Lev raised his head and looked around the room. His eyes were bloodshot from lack of sleep. He seemed exhausted to the point of disorientation.
“It will be much more dangerous the longer we wait. I sense we’ve awakened a dormant force, one that is now gaining strength as we speak. This is the evil force the code warned us about. This force is protecting something down below us and the longer we wait, the stronger it becomes. Our chances of finding whatever it’s protecting diminishes by the hour.”
Moshe frowned. He was alarmed at Lev’s state of exhaustion. “How do you know what’s down there without a survey?”
Leo became uncharacteristically defensive. “If Lev says something is down there, then we have to believe that it’s down there. We don’t need a survey.”
Moshe wasn’t convinced. “Are you sure, Lev? I mean, you look terrible. When’s the last time you slept?”
“I sleep as much as I need to. Time is running out. Trust me on this, Moshe.”
At the opposite end of the tent, John, Ariella, and Daniel sat together with a diagram of the excavation site, furiously scribbling notes and engaged in an animated discussion. When they were finished, Daniel grabbed the diagram and placed it on the table in front of the leaders. “We believe that the cave-in was simply the result of the backhoe breaking through a thin part of the earth’s crust that covered a large underground cavern.”
Ariella pointed to the diagram. “According to the ground-radar studies already done, this anomaly in the substructure beneath the desert floor was really the top of a dome covering a cavern below. The weight of the backhoe was just enough to break through into a large chamber. The walls of the cavern are solid rock, so there’s no longer any danger of another cave-in. All we have to do is anchor ourselves from above and rappel down into the chamber below.”
“How extensive is this subterranean cavern?” Leo asked.
“The radar images we’ve taken show that it’s gigantic. We’re on top of it right here where we stand. John says it’s comparable to Carlsbad Caverns in New Mexico.”
“She’s right,” John said. “I’ve reviewed the data. This thing is composed of multiple passageways and chambers, both above and below each other. It’s a gigantic three-dimensional maze.”
Alon pulled the map closer to study it. “What about that strange red glow and all those weird sounds we heard?”
“That’s the part that bothers me,” Ariella said. “I’m not so much worried about a cave-in as I am about that odd reddish light. I spoke to the geologist about it before he went out to the site this morning, and he said that, theoretically, we could have released some trapped gas that looked red in our halogen floodlights. I definitely smelled the odor of sulfur when I was out there. As far as the noise is concerned, who knows? We could have disturbed a pack of wolves or something in the area.”
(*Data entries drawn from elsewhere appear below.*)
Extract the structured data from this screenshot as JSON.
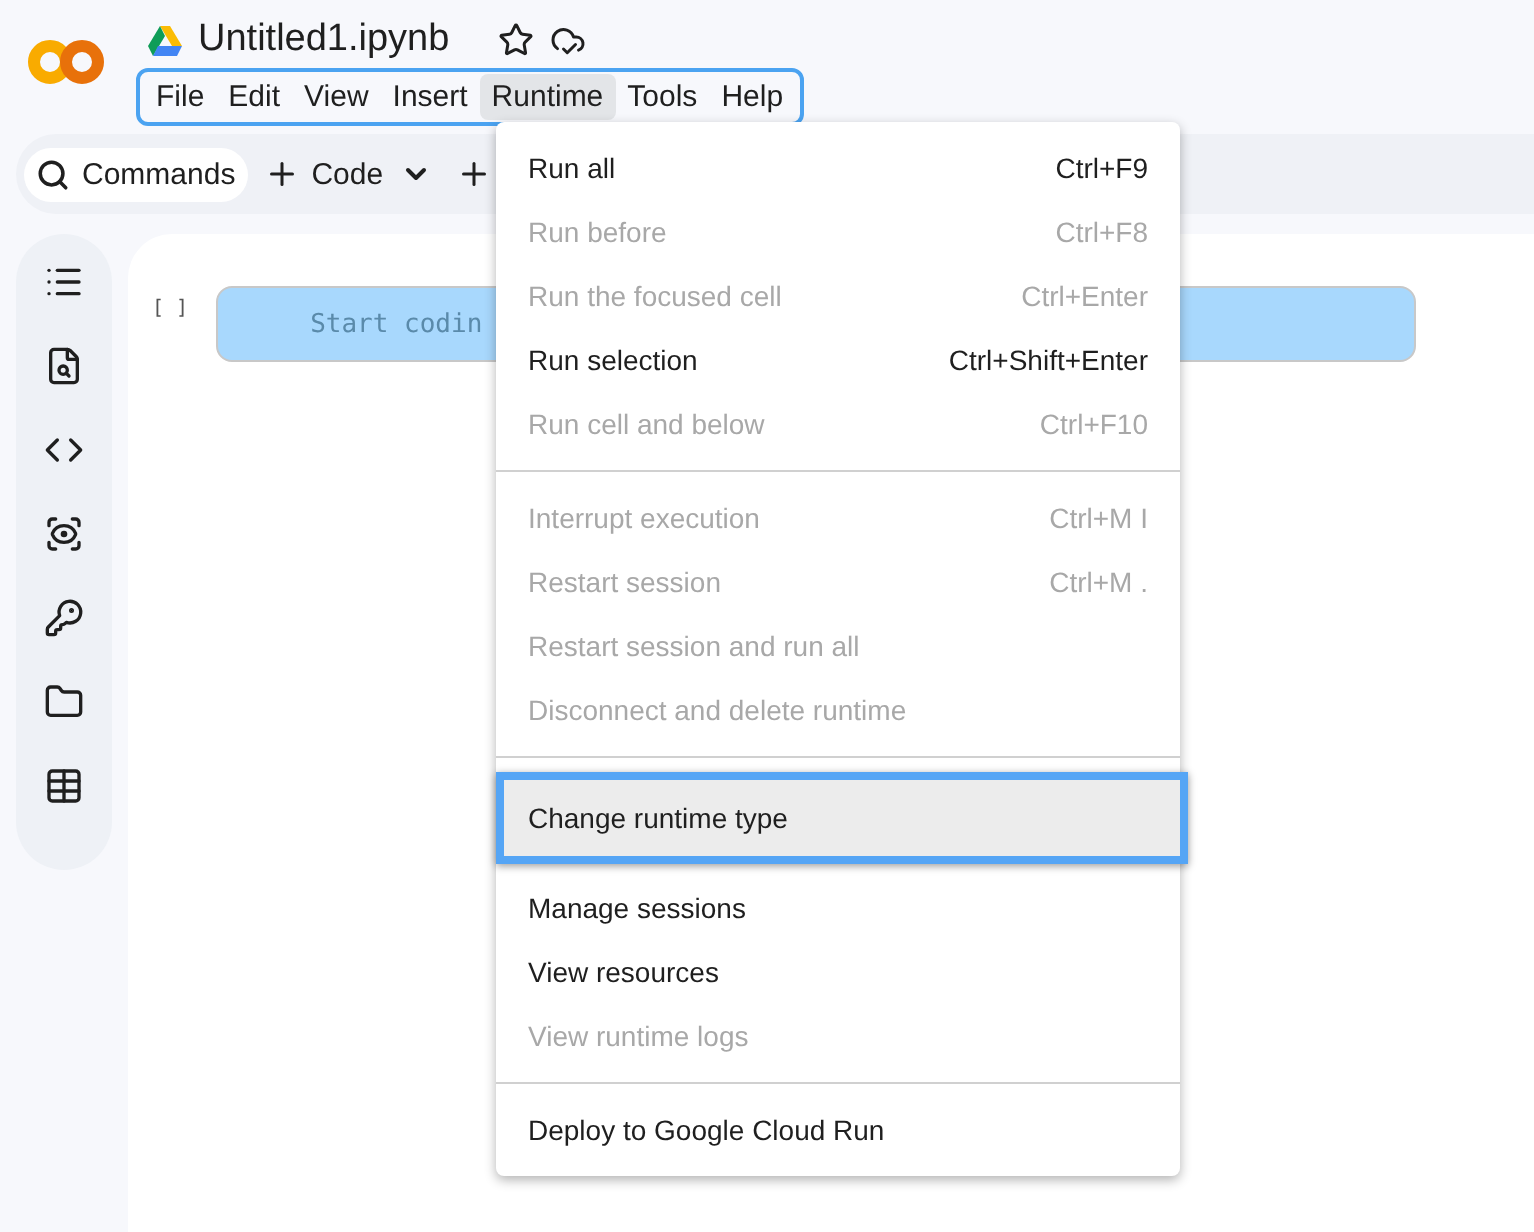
{
  "notebook": {
    "title": "Untitled1.ipynb",
    "starred": false
  },
  "menubar": [
    {
      "label": "File",
      "selected": false
    },
    {
      "label": "Edit",
      "selected": false
    },
    {
      "label": "View",
      "selected": false
    },
    {
      "label": "Insert",
      "selected": false
    },
    {
      "label": "Runtime",
      "selected": true
    },
    {
      "label": "Tools",
      "selected": false
    },
    {
      "label": "Help",
      "selected": false
    }
  ],
  "toolbar": {
    "commands": "Commands",
    "code": "Code"
  },
  "cell": {
    "run_label": "[ ]",
    "placeholder": "Start codin"
  },
  "runtime_menu": {
    "sections": [
      {
        "items": [
          {
            "label": "Run all",
            "shortcut": "Ctrl+F9",
            "disabled": false,
            "selected": false
          },
          {
            "label": "Run before",
            "shortcut": "Ctrl+F8",
            "disabled": true,
            "selected": false
          },
          {
            "label": "Run the focused cell",
            "shortcut": "Ctrl+Enter",
            "disabled": true,
            "selected": false
          },
          {
            "label": "Run selection",
            "shortcut": "Ctrl+Shift+Enter",
            "disabled": false,
            "selected": false
          },
          {
            "label": "Run cell and below",
            "shortcut": "Ctrl+F10",
            "disabled": true,
            "selected": false
          }
        ]
      },
      {
        "items": [
          {
            "label": "Interrupt execution",
            "shortcut": "Ctrl+M I",
            "disabled": true,
            "selected": false
          },
          {
            "label": "Restart session",
            "shortcut": "Ctrl+M .",
            "disabled": true,
            "selected": false
          },
          {
            "label": "Restart session and run all",
            "disabled": true,
            "selected": false
          },
          {
            "label": "Disconnect and delete runtime",
            "disabled": true,
            "selected": false
          }
        ]
      },
      {
        "items": [
          {
            "label": "Change runtime type",
            "disabled": false,
            "selected": true
          },
          {
            "label": "Manage sessions",
            "disabled": false,
            "selected": false
          },
          {
            "label": "View resources",
            "disabled": false,
            "selected": false
          },
          {
            "label": "View runtime logs",
            "disabled": true,
            "selected": false
          }
        ]
      },
      {
        "items": [
          {
            "label": "Deploy to Google Cloud Run",
            "disabled": false,
            "selected": false
          }
        ]
      }
    ]
  }
}
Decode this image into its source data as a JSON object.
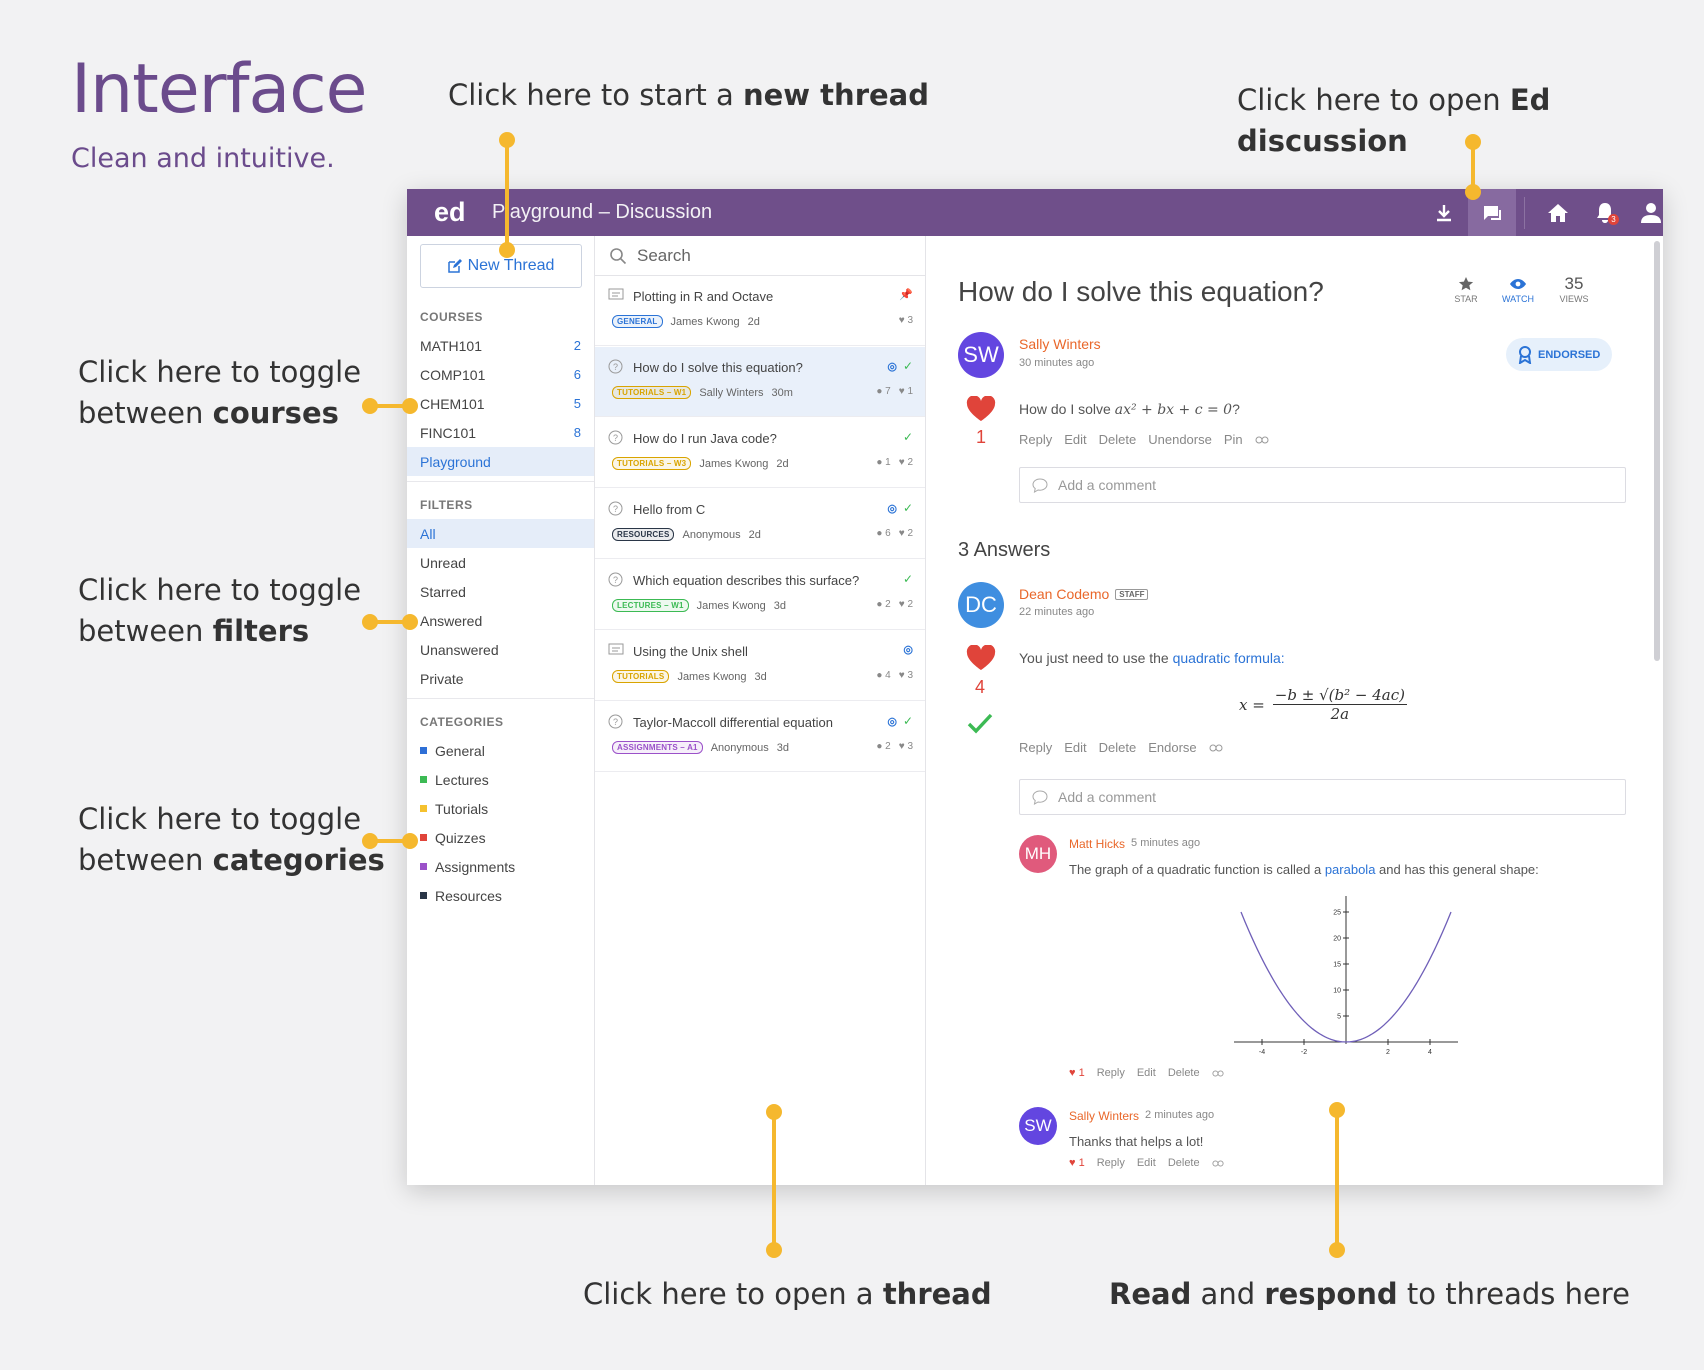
{
  "intro": {
    "title": "Interface",
    "subtitle": "Clean and intuitive."
  },
  "callouts": {
    "new_thread": {
      "pre": "Click here to start a ",
      "bold": "new thread"
    },
    "ed_discussion": {
      "pre": "Click here to open ",
      "bold": "Ed discussion"
    },
    "courses": {
      "line1": "Click here to toggle",
      "pre": "between ",
      "bold": "courses"
    },
    "filters": {
      "line1": "Click here to toggle",
      "pre": "between ",
      "bold": "filters"
    },
    "categories": {
      "line1": "Click here to toggle",
      "pre": "between ",
      "bold": "categories"
    },
    "open_thread": {
      "pre": "Click here to open a ",
      "bold": "thread"
    },
    "read_respond": {
      "b1": "Read",
      "mid": " and ",
      "b2": "respond",
      "post": " to threads here"
    }
  },
  "app": {
    "logo": "ed",
    "title": "Playground – Discussion",
    "notifications_badge": "3",
    "new_thread_label": "New Thread",
    "courses_heading": "COURSES",
    "courses": [
      {
        "name": "MATH101",
        "count": "2"
      },
      {
        "name": "COMP101",
        "count": "6"
      },
      {
        "name": "CHEM101",
        "count": "5"
      },
      {
        "name": "FINC101",
        "count": "8"
      },
      {
        "name": "Playground",
        "count": ""
      }
    ],
    "filters_heading": "FILTERS",
    "filters": [
      "All",
      "Unread",
      "Starred",
      "Answered",
      "Unanswered",
      "Private"
    ],
    "categories_heading": "CATEGORIES",
    "categories": [
      {
        "name": "General",
        "color": "#2e6fd6"
      },
      {
        "name": "Lectures",
        "color": "#3cba54"
      },
      {
        "name": "Tutorials",
        "color": "#f5c12e"
      },
      {
        "name": "Quizzes",
        "color": "#e0443a"
      },
      {
        "name": "Assignments",
        "color": "#9b51c9"
      },
      {
        "name": "Resources",
        "color": "#2a3647"
      }
    ],
    "search_placeholder": "Search",
    "threads": [
      {
        "title": "Plotting in R and Octave",
        "tag": "GENERAL",
        "tag_color": "#2b73d6",
        "author": "James Kwong",
        "time": "2d",
        "comments": "",
        "likes": "3"
      },
      {
        "title": "How do I solve this equation?",
        "tag": "TUTORIALS – W1",
        "tag_color": "#d9a400",
        "author": "Sally Winters",
        "time": "30m",
        "comments": "7",
        "likes": "1"
      },
      {
        "title": "How do I run Java code?",
        "tag": "TUTORIALS – W3",
        "tag_color": "#d9a400",
        "author": "James Kwong",
        "time": "2d",
        "comments": "1",
        "likes": "2"
      },
      {
        "title": "Hello from C",
        "tag": "RESOURCES",
        "tag_color": "#2a3647",
        "author": "Anonymous",
        "time": "2d",
        "comments": "6",
        "likes": "2"
      },
      {
        "title": "Which equation describes this surface?",
        "tag": "LECTURES – W1",
        "tag_color": "#3cba54",
        "author": "James Kwong",
        "time": "3d",
        "comments": "2",
        "likes": "2"
      },
      {
        "title": "Using the Unix shell",
        "tag": "TUTORIALS",
        "tag_color": "#d9a400",
        "author": "James Kwong",
        "time": "3d",
        "comments": "4",
        "likes": "3"
      },
      {
        "title": "Taylor-Maccoll differential equation",
        "tag": "ASSIGNMENTS – A1",
        "tag_color": "#9b51c9",
        "author": "Anonymous",
        "time": "3d",
        "comments": "2",
        "likes": "3"
      }
    ],
    "question": {
      "title": "How do I solve this equation?",
      "star_label": "STAR",
      "watch_label": "WATCH",
      "views": "35",
      "views_label": "VIEWS",
      "author_initials": "SW",
      "author": "Sally Winters",
      "time": "30 minutes ago",
      "endorsed_label": "ENDORSED",
      "body_pre": "How do I solve ",
      "body_math": "ax² + bx + c = 0",
      "body_post": "?",
      "likes": "1",
      "actions": [
        "Reply",
        "Edit",
        "Delete",
        "Unendorse",
        "Pin"
      ],
      "comment_placeholder": "Add a comment"
    },
    "answers_heading": "3 Answers",
    "answer": {
      "author_initials": "DC",
      "author": "Dean Codemo",
      "badge": "STAFF",
      "time": "22 minutes ago",
      "body_pre": "You just need to use the ",
      "body_link": "quadratic formula:",
      "formula_lhs": "x =",
      "formula_num": "−b ± √(b² − 4ac)",
      "formula_den": "2a",
      "likes": "4",
      "actions": [
        "Reply",
        "Edit",
        "Delete",
        "Endorse"
      ],
      "comment_placeholder": "Add a comment"
    },
    "comments": [
      {
        "initials": "MH",
        "author": "Matt Hicks",
        "time": "5 minutes ago",
        "body_pre": "The graph of a quadratic function is called a ",
        "body_link": "parabola",
        "body_post": " and has this general shape:",
        "likes": "1",
        "actions": [
          "Reply",
          "Edit",
          "Delete"
        ]
      },
      {
        "initials": "SW",
        "author": "Sally Winters",
        "time": "2 minutes ago",
        "body": "Thanks that helps a lot!",
        "likes": "1",
        "actions": [
          "Reply",
          "Edit",
          "Delete"
        ]
      }
    ],
    "plot": {
      "x_ticks": [
        "-4",
        "-2",
        "2",
        "4"
      ],
      "y_ticks": [
        "5",
        "10",
        "15",
        "20",
        "25"
      ]
    }
  },
  "colors": {
    "accent": "#6f4f8a",
    "link": "#2b73d6",
    "callout_line": "#f5b82e",
    "heart": "#e0443a",
    "check": "#3cba54"
  }
}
“I think we disturbed a lot more than just wolves,” John said. “I’ve never heard wolves that sounded like that before. It was otherworldly.”
Lev looked up from the diagram. “There are no wolves in the Negev Desert. What we’re facing is much worse. I think it’s time to put it to a vote. All those in favor of returning to the site and seeing what’s down there, raise your hands. If there aren’t enough votes to go, we pack up our stuff and leave today.”
Everyone in the room was focused on Lev. No one flinched or raised an opposing view. Leo was the first to raise his hand, followed by Lev, Ariella, Daniel, and John. Soon hands began to rise all around the tent, until everyone present had their hand in the air.
“Good,” Lev said. “Grab your stuff and let’s get to work. I’m sending a team down into the cavern.”